All this boils down to a relatively simple question: Isn't there enough tax money in Nevada to cover the state's most important functions?

When you consider every dollar that flows into every empire -- cities, counties, schools, local police and fire departments, state courts, libraries, colleges and universities, operations and debt service, and on and on -- the answer is yes.

The Tax Foundation ranks Nevada 25th among the states -- smack in the middle -- in per capita state and local tax collections. The Tax Policy Center ranks Nevada 22nd. The argument that Nevadans don't pay enough taxes is hollow.

The people who assert that selfish Nevadans can afford to hand over more of their money in a recession are the same folks who've long said Nevada has to decide what it wants to be when it grows up. But our elected leaders made that decision decades ago -- without putting it to a vote. For more than 20 years, the top priority of Nevada governments has been providing public employees with a standard of living that's much higher than the private-sector workers who pay the bills.

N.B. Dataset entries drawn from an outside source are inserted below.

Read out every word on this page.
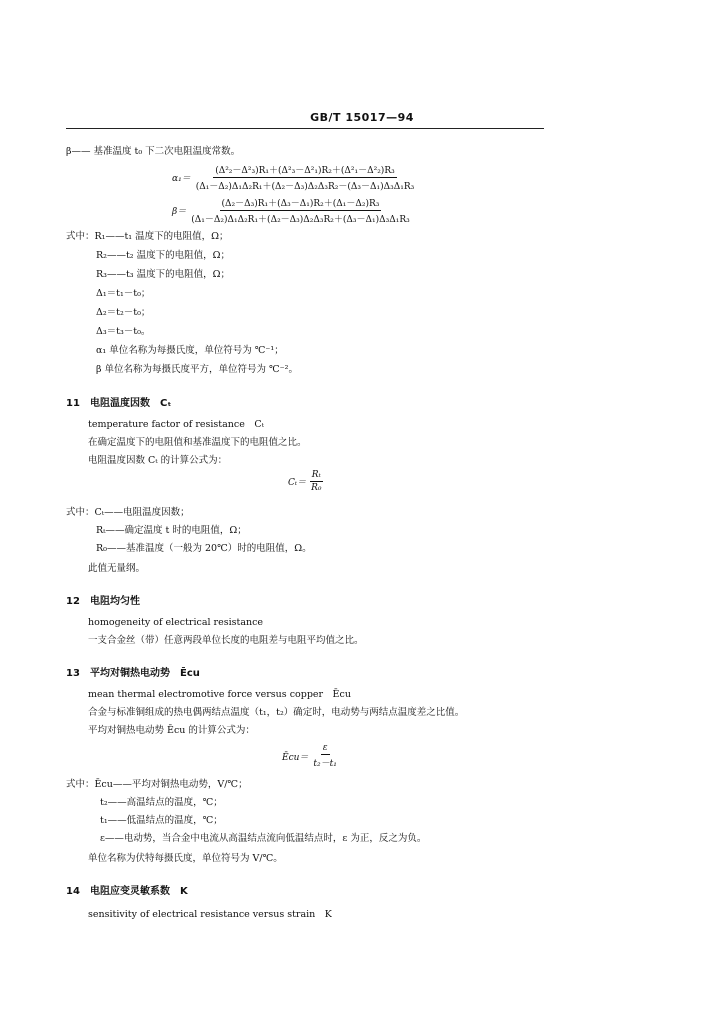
GB/T 15017—94
β—— 基准温度 t₀ 下二次电阻温度常数。
$\alpha_1= \frac{\text{(Δ²₂－Δ²₃)R₁＋(Δ²₃－Δ²₁)R₂＋(Δ²₁－Δ²₂)R₃}}{\text{(Δ₁－Δ₂)Δ₁Δ₂R₁＋(Δ₂－Δ₃)Δ₂Δ₃R₂－(Δ₃－Δ₁)Δ₃Δ₁R₃}}$
$\beta= \frac{\text{(Δ₂－Δ₃)R₁＋(Δ₃－Δ₁)R₂＋(Δ₁－Δ₂)R₃}}{\text{(Δ₁－Δ₂)Δ₁Δ₂R₁＋(Δ₂－Δ₃)Δ₂Δ₃R₂＋(Δ₃－Δ₁)Δ₃Δ₁R₃}}$
式中：R₁——t₁ 温度下的电阻值，Ω；
R₂——t₂ 温度下的电阻值，Ω；
R₃——t₃ 温度下的电阻值，Ω；
Δ₁＝t₁－t₀；
Δ₂＝t₂－t₀；
Δ₃＝t₃－t₀。
α₁ 单位名称为每摄氏度，单位符号为 ℃⁻¹；
β 单位名称为每摄氏度平方，单位符号为 ℃⁻²。
11 电阻温度因数　Cₜ
temperature factor of resistance　Cₜ
在确定温度下的电阻值和基准温度下的电阻值之比。
电阻温度因数 Cₜ 的计算公式为：
$C_t= \frac{\text{Rₜ}}{\text{R₀}}$
式中：Cₜ——电阻温度因数；
Rₜ——确定温度 t 时的电阻值，Ω；
R₀——基准温度（一般为 20℃）时的电阻值，Ω。
此值无量纲。
12 电阻均匀性
homogeneity of electrical resistance
一支合金丝（带）任意两段单位长度的电阻差与电阻平均值之比。
13 平均对铜热电动势　Ēcu
mean thermal electromotive force versus copper　Ēcu
合金与标准铜组成的热电偶两结点温度（t₁，t₂）确定时，电动势与两结点温度差之比值。
平均对铜热电动势 Ēcu 的计算公式为：
Ēcu＝ $\frac{\varepsilon}{\text{t₂－t₁}}$
式中：Ēcu——平均对铜热电动势，V/℃；
t₂——高温结点的温度，℃；
t₁——低温结点的温度，℃；
ε——电动势，当合金中电流从高温结点流向低温结点时，ε 为正，反之为负。
单位名称为伏特每摄氏度，单位符号为 V/℃。
14 电阻应变灵敏系数　K
sensitivity of electrical resistance versus strain　K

Nevada has long been in need of revenue reprioritization. There's no way for Sandoval and the Legislature to carry this out in a 120-day regular session that includes so much other business, so the revenue-grab-for-home-rule trade is a reasonable alternative.

I can't wait to see the county and the cities of Las Vegas, Henderson and North Las Vegas launch their own tax-hike campaigns to make payroll when so many of their firefighters, so-called "concessions" notwithstanding, are still pulling down more than $200,000 a year.

Let's see how that goes over in a valley with 14 percent unemployment.